By Mk2010 (Own work) [CC BY-SA 3.0 ], via Wikimedia Commons

L’annonce est tombée cette semaine, l’état créera 7000 places de prison. Pourtant, Emmanuel Macron avait fait comme promesse de campagne la construction de 15.000 places. Aujourd’hui, nous allons analyser la problématique des prisons en France.

Une surpopulation carcérale

Les chiffres de l’administration

C’est un fait la France est en situation de surpopulation carcérale. L’administration donne le chiffre de 250.000 personnes pris en charge par l’administration judiciaire. 80.893 personnes sous écrou, 170.000 personnes suivies en milieu ouvert. Notre pays compte 188 établissements pénitentiaires et 103 services pénitentiaires d’insertion et de probation (SPIP). Enfin, pour gérer cette population carcérale, 39.000 agents sont mobilisés par l’état. 28.000 personnels de surveillance et 5.000 personnels de SPIP. Le budget de l’administration pénitentiaire est de 2.79 milliard par an. Sur les 80.893 personnes, 11297 sont non détenus, soit la plupart du temps en placement sous surveillance électronique. Les chiffres sont ceux de février 2018.
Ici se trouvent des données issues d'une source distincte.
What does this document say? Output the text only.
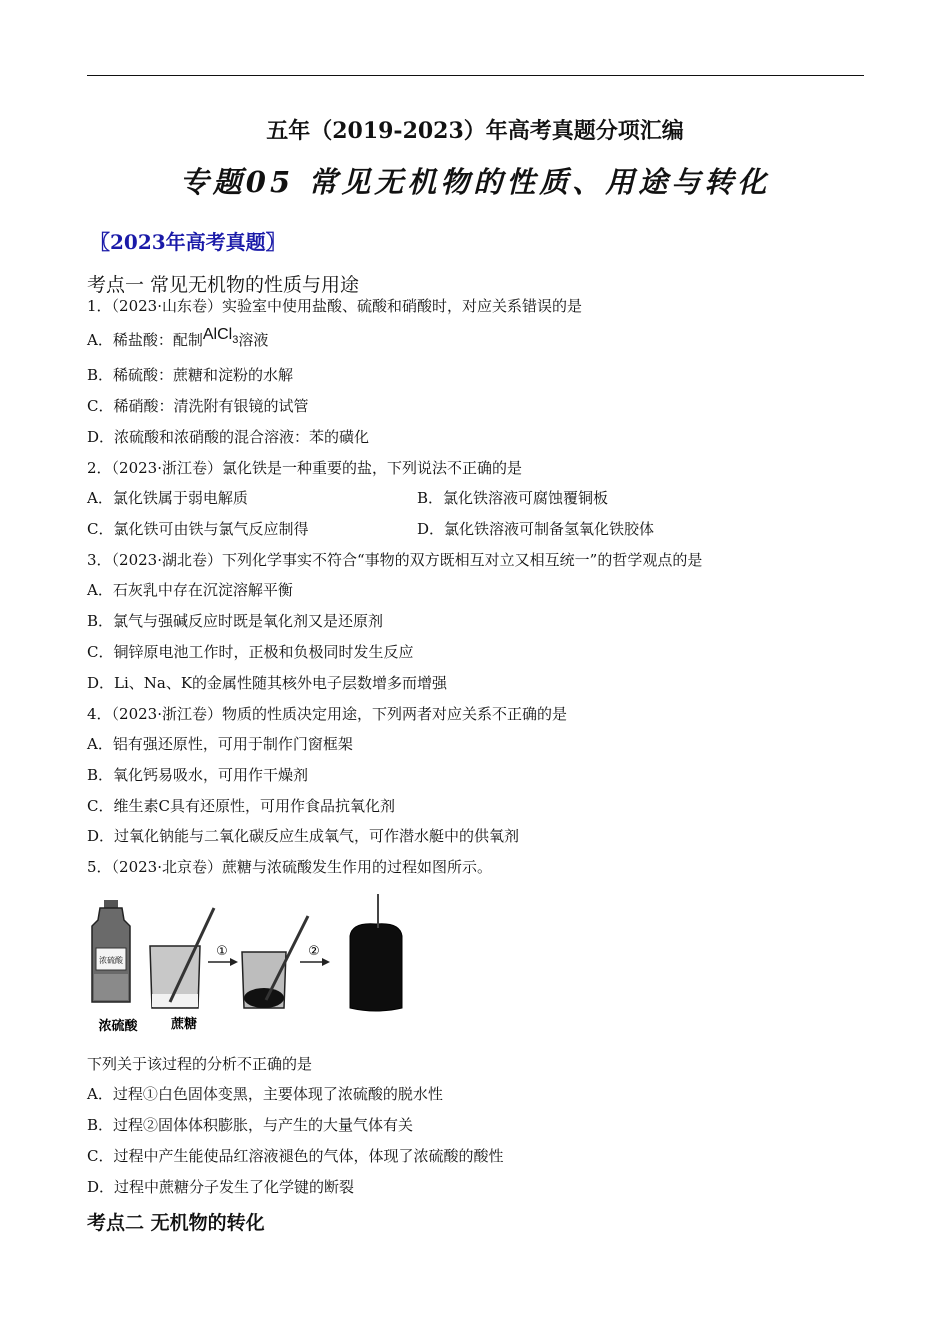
五年（2019-2023）年高考真题分项汇编
专题05 常见无机物的性质、用途与转化
〖2023年高考真题〗
考点一 常见无机物的性质与用途
1．（2023·山东卷）实验室中使用盐酸、硫酸和硝酸时，对应关系错误的是
A．稀盐酸：配制AlCl$_3$溶液
B．稀硫酸：蔗糖和淀粉的水解
C．稀硝酸：清洗附有银镜的试管
D．浓硫酸和浓硝酸的混合溶液：苯的磺化
2．（2023·浙江卷）氯化铁是一种重要的盐，下列说法不正确的是
A．氯化铁属于弱电解质	B．氯化铁溶液可腐蚀覆铜板
C．氯化铁可由铁与氯气反应制得	D．氯化铁溶液可制备氢氧化铁胶体
3．（2023·湖北卷）下列化学事实不符合“事物的双方既相互对立又相互统一”的哲学观点的是
A．石灰乳中存在沉淀溶解平衡
B．氯气与强碱反应时既是氧化剂又是还原剂
C．铜锌原电池工作时，正极和负极同时发生反应
D．Li、Na、K的金属性随其核外电子层数增多而增强
4．（2023·浙江卷）物质的性质决定用途，下列两者对应关系不正确的是
A．铝有强还原性，可用于制作门窗框架
B．氧化钙易吸水，可用作干燥剂
C．维生素C具有还原性，可用作食品抗氧化剂
D．过氧化钠能与二氧化碳反应生成氧气，可作潜水艇中的供氧剂
5．（2023·北京卷）蔗糖与浓硫酸发生作用的过程如图所示。
浓硫酸
①	②
浓硫酸	蔗糖
下列关于该过程的分析不正确的是
A．过程①白色固体变黑，主要体现了浓硫酸的脱水性
B．过程②固体体积膨胀，与产生的大量气体有关
C．过程中产生能使品红溶液褪色的气体，体现了浓硫酸的酸性
D．过程中蔗糖分子发生了化学键的断裂
考点二 无机物的转化
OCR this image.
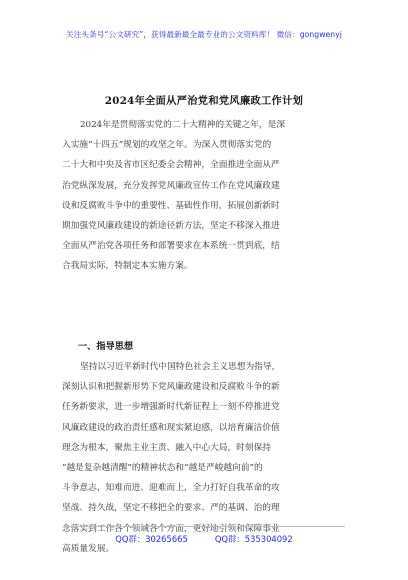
关注头条号“公文研究”，获得最新最全最专业的公文资料库！ 微信：gongwenyj
2024年全面从严治党和党风廉政工作计划
2024年是贯彻落实党的二十大精神的关键之年，是深
入实施“十四五”规划的攻坚之年。为深入贯彻落实党的
二十大和中央及省市区纪委全会精神，全面推进全面从严
治党纵深发展，充分发挥党风廉政宣传工作在党风廉政建
设和反腐败斗争中的重要性、基础性作用，拓展创新新时
期加强党风廉政建设的新途径新方法，坚定不移深入推进
全面从严治党各项任务和部署要求在本系统一贯到底，结
合我局实际，特制定本实施方案。
一、指导思想
坚持以习近平新时代中国特色社会主义思想为指导，
深刻认识和把握新形势下党风廉政建设和反腐败斗争的新
任务新要求，进一步增强新时代新征程上一刻不停推进党
风廉政建设的政治责任感和现实紧迫感，以培育廉洁价值
理念为根本，聚焦主业主责、融入中心大局，时刻保持
“越是复杂越清醒”的精神状态和“越是严峻越向前”的
斗争意志，知难而进、迎难而上，全力打好自我革命的攻
坚战、持久战，坚定不移把全的要求、严的基调、治的理
念落实到工作各个领域各个方面，更好地引领和保障事业
高质量发展。
QQ群：30265665	QQ群：535304092
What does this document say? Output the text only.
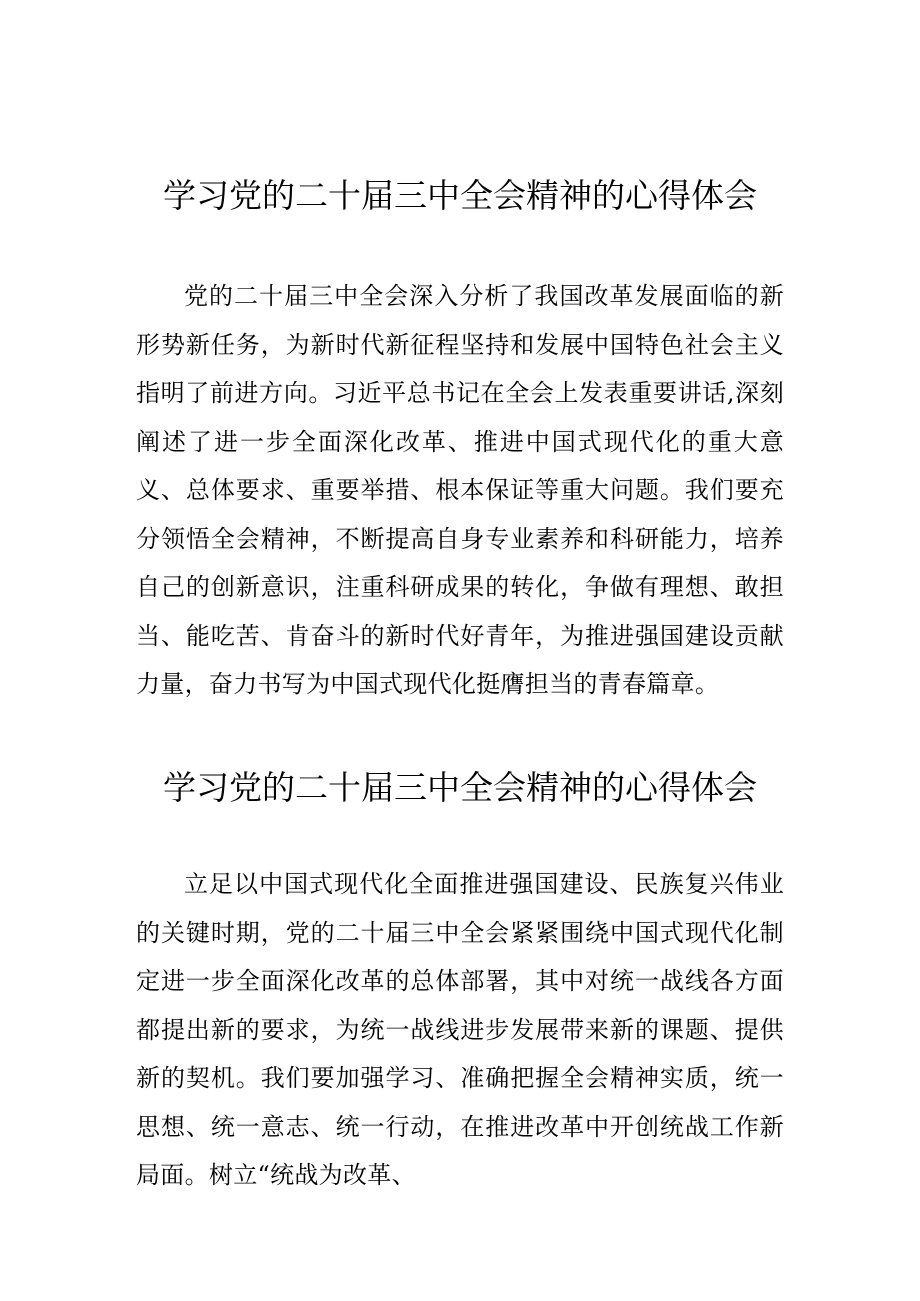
学习党的二十届三中全会精神的心得体会

党的二十届三中全会深入分析了我国改革发展面临的新形势新任务，为新时代新征程坚持和发展中国特色社会主义指明了前进方向。习近平总书记在全会上发表重要讲话,深刻阐述了进一步全面深化改革、推进中国式现代化的重大意义、总体要求、重要举措、根本保证等重大问题。我们要充分领悟全会精神，不断提高自身专业素养和科研能力，培养自己的创新意识，注重科研成果的转化，争做有理想、敢担当、能吃苦、肯奋斗的新时代好青年，为推进强国建设贡献力量，奋力书写为中国式现代化挺膺担当的青春篇章。

学习党的二十届三中全会精神的心得体会

立足以中国式现代化全面推进强国建设、民族复兴伟业的关键时期，党的二十届三中全会紧紧围绕中国式现代化制定进一步全面深化改革的总体部署，其中对统一战线各方面都提出新的要求，为统一战线进步发展带来新的课题、提供新的契机。我们要加强学习、准确把握全会精神实质，统一思想、统一意志、统一行动，在推进改革中开创统战工作新局面。树立“统战为改革、
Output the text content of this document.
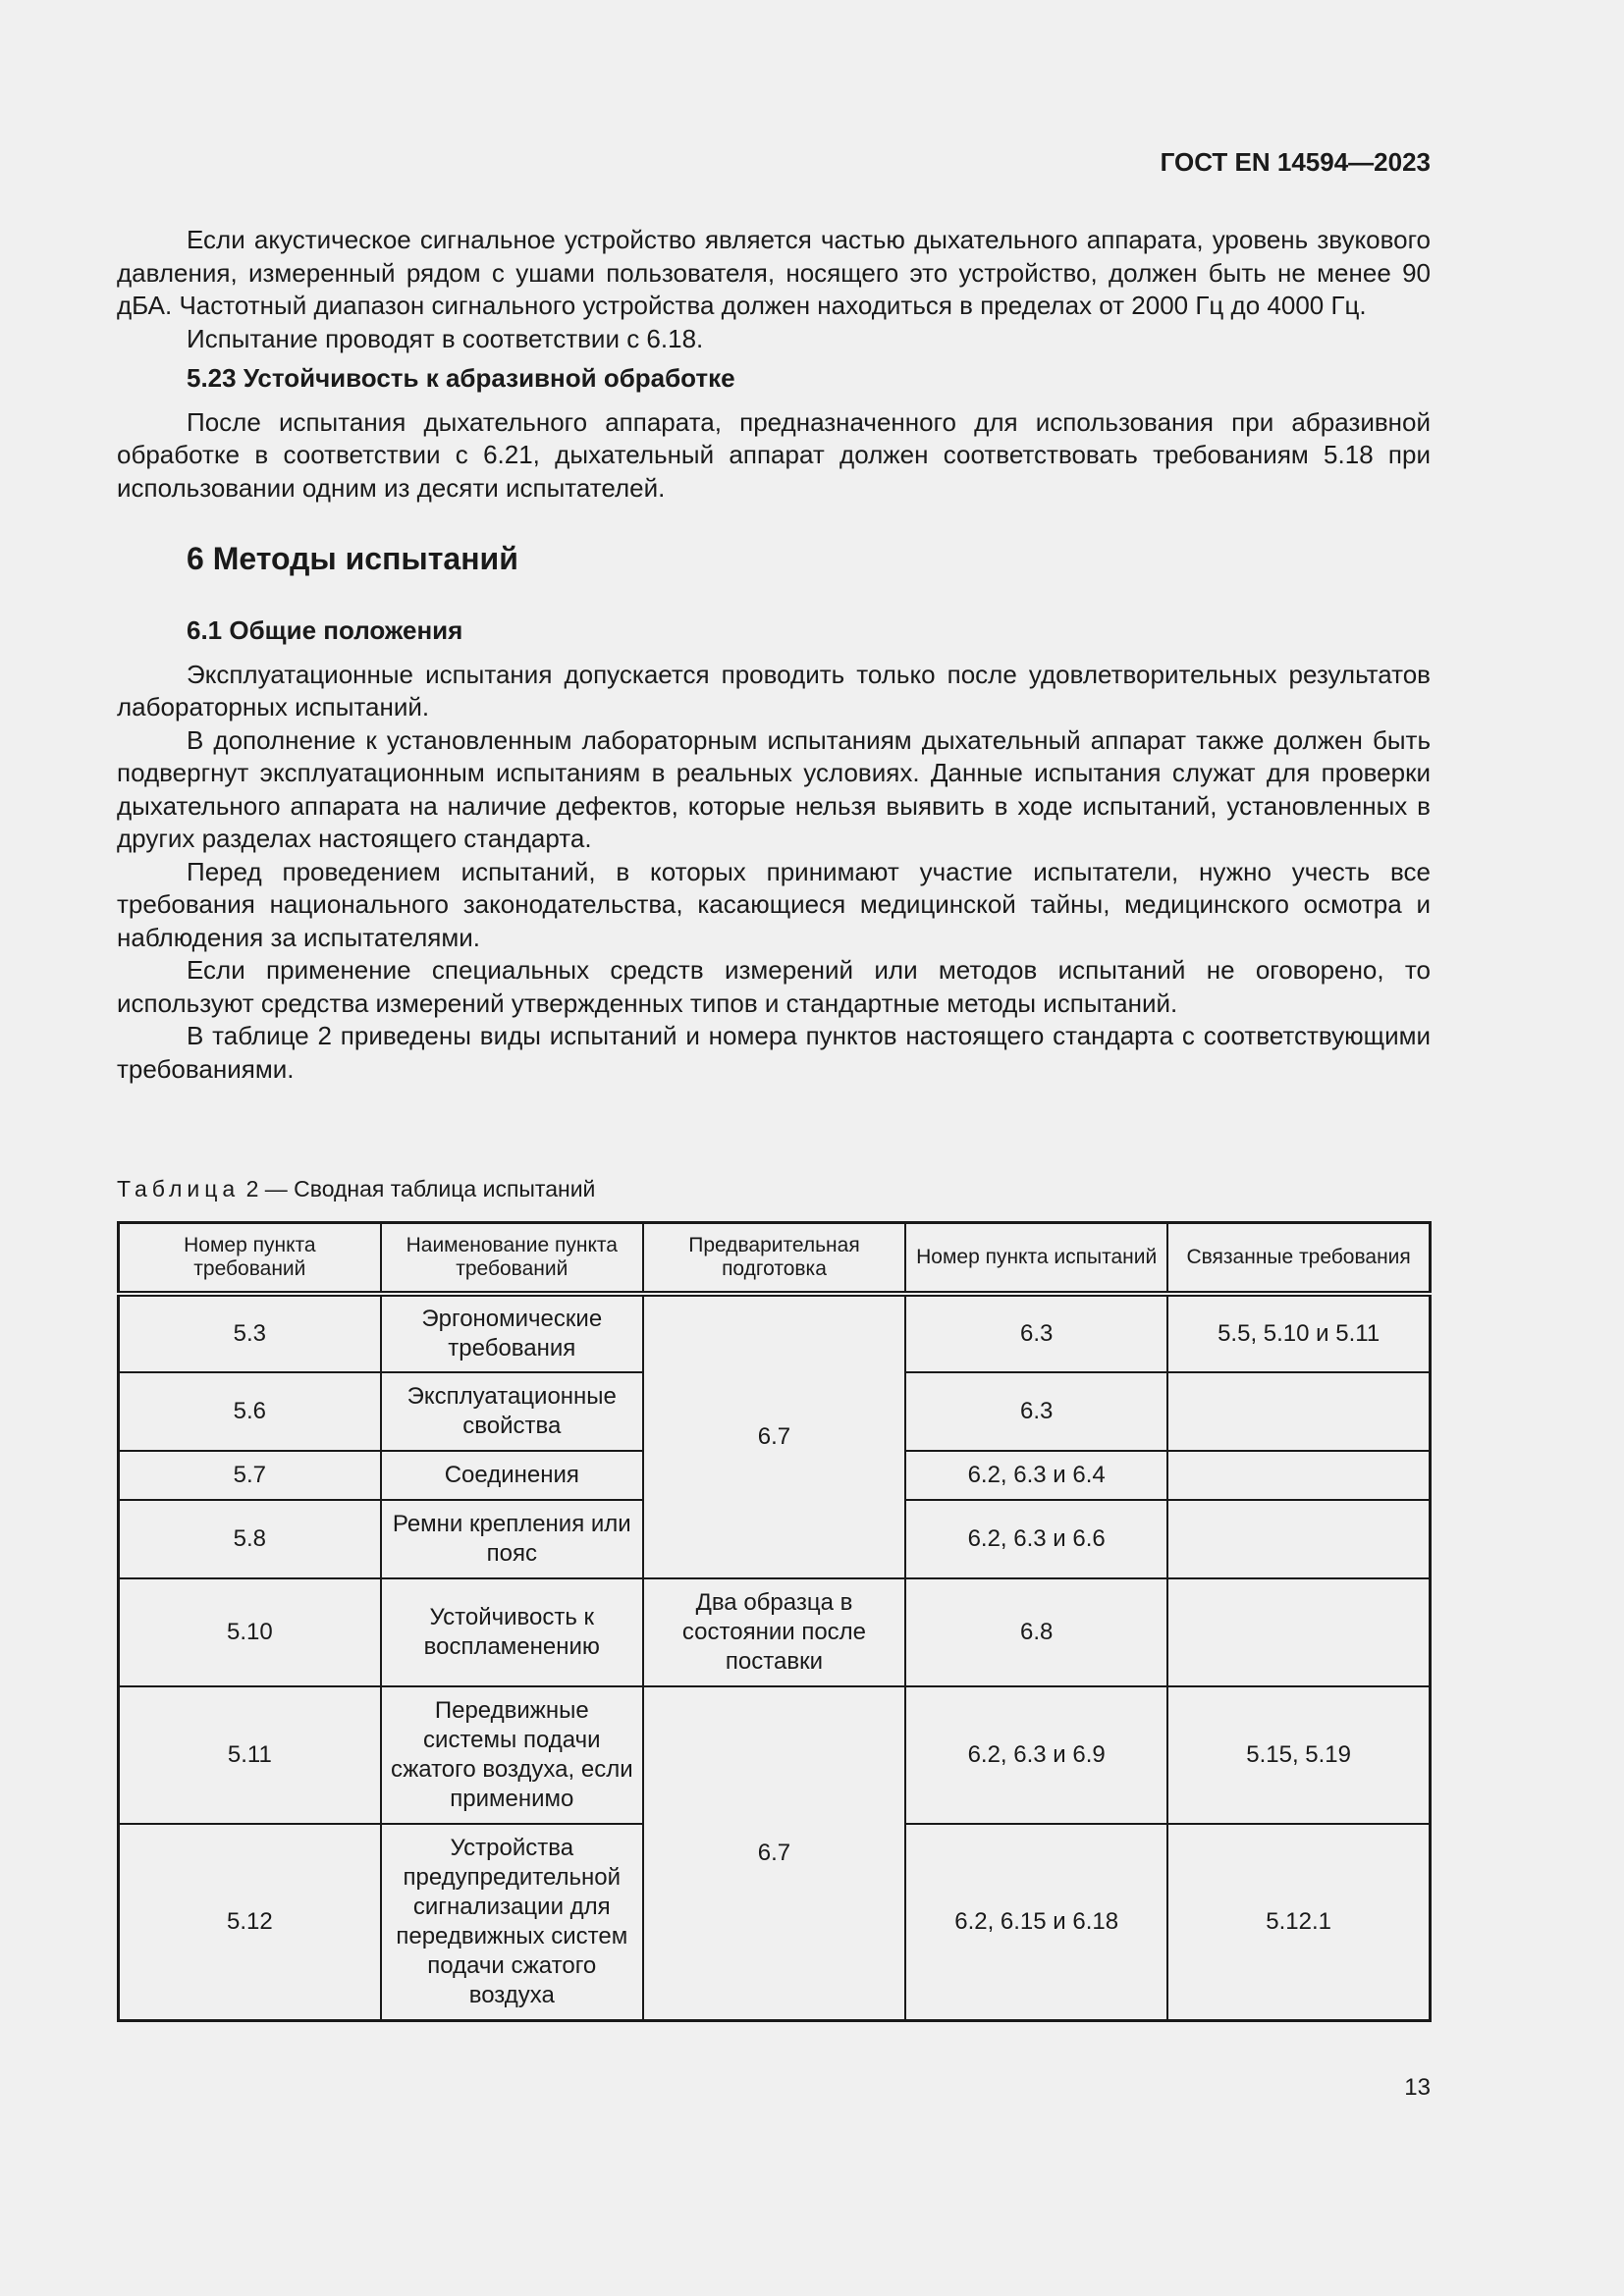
ГОСТ EN 14594—2023

Если акустическое сигнальное устройство является частью дыхательного аппарата, уровень звукового давления, измеренный рядом с ушами пользователя, носящего это устройство, должен быть не менее 90 дБА. Частотный диапазон сигнального устройства должен находиться в пределах от 2000 Гц до 4000 Гц.

Испытание проводят в соответствии с 6.18.

5.23 Устойчивость к абразивной обработке

После испытания дыхательного аппарата, предназначенного для использования при абразивной обработке в соответствии с 6.21, дыхательный аппарат должен соответствовать требованиям 5.18 при использовании одним из десяти испытателей.

6 Методы испытаний
6.1 Общие положения

Эксплуатационные испытания допускается проводить только после удовлетворительных результатов лабораторных испытаний.

В дополнение к установленным лабораторным испытаниям дыхательный аппарат также должен быть подвергнут эксплуатационным испытаниям в реальных условиях. Данные испытания служат для проверки дыхательного аппарата на наличие дефектов, которые нельзя выявить в ходе испытаний, установленных в других разделах настоящего стандарта.

Перед проведением испытаний, в которых принимают участие испытатели, нужно учесть все требования национального законодательства, касающиеся медицинской тайны, медицинского осмотра и наблюдения за испытателями.

Если применение специальных средств измерений или методов испытаний не оговорено, то используют средства измерений утвержденных типов и стандартные методы испытаний.

В таблице 2 приведены виды испытаний и номера пунктов настоящего стандарта с соответствующими требованиями.

Таблица 2 — Сводная таблица испытаний
Номер пункта требований	Наименование пункта требований	Предварительная подготовка	Номер пункта испытаний	Связанные требования
5.3	Эргономические требования	6.7	6.3	5.5, 5.10 и 5.11
5.6	Эксплуатационные свойства		6.3	
5.7	Соединения		6.2, 6.3 и 6.4	
5.8	Ремни крепления или пояс		6.2, 6.3 и 6.6	
5.10	Устойчивость к воспламенению	Два образца в состоянии после поставки	6.8	
5.11	Передвижные системы подачи сжатого воздуха, если применимо	6.7	6.2, 6.3 и 6.9	5.15, 5.19
5.12	Устройства предупредительной сигнализации для передвижных систем подачи сжатого воздуха		6.2, 6.15 и 6.18	5.12.1
13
Les chiffres du mois sont encore plus précis : 69.596 personnes sont effectivement détenues dans les prisons françaises pour 59.848 places. 1569 matelas au sol sont même dénombrés. Il ne faut donc pas être un professionnel des mathématiques pour se rendre compte qu’il y a un problème. En admettant que les 7.000 places de prisons soient immédiatement ouvertes, il manquera tout de même 2.748 places. Cela enlèvera, au mieux, les matelas des sols.

 

Les alternatives

Pourtant les alternatives au système carcérale existent. Et, sur ce point, la France n’est de nouveau pas à l’heure. L’utilisation du bracelet électronique est quasiment la seule « alternative » à la prison. Le taux d’infraction puni d’une peine d’intérêt général avoisine les 3%. De plus, le concept des prisons ouvertes, largement exploité dans les pays scandinaves, ne concerne que 1% des prisons Française (une seule, en Corse).

Les prisons ouvertes

La prison de Casabiandes est exception. Cette prison Corse utilise un système qu’elle est la seule à utiliser sur le territoire : celui des prisons ouvertes. La différence majeure est l’absence de murs pour délimiter la prison. Travailler et suivre une thérapie est obligatoire pour l’ensemble des détenus. En effet, continuer à réaliser une activité professionnelle leur permet de se rapprocher de la réinsertion. Plusieurs fois par jour, un appel permet de vérifier si les détenus sont bien présents.

Cette prison permets de diminuer de façon très claires les violences entre les détenus ainsi que les agressions contre le personnel. Pour des questions de sécurité , tout le monde ne peut pas prétendre à ce dispositif. De plus, lorsqu’un détenu enfreint les règles, il peut se voir exclus. Il doit alors retourner dans une prison classique.

Un groupe de député a d’ailleurs visité une de ces prisons ouvertes. Cette solution qui offre un taux de récidive inférieur ainsi qu’une meilleure réinsertion. Toujours est-il que dans les pays Scandinaves, c’est un véritable succès. Si vous souhaitez plus d’information sur le sujet, je vous invite à regarder le documentaire « Casabianda, des barreaux dans la tête » dont le lien se trouve dans les sources.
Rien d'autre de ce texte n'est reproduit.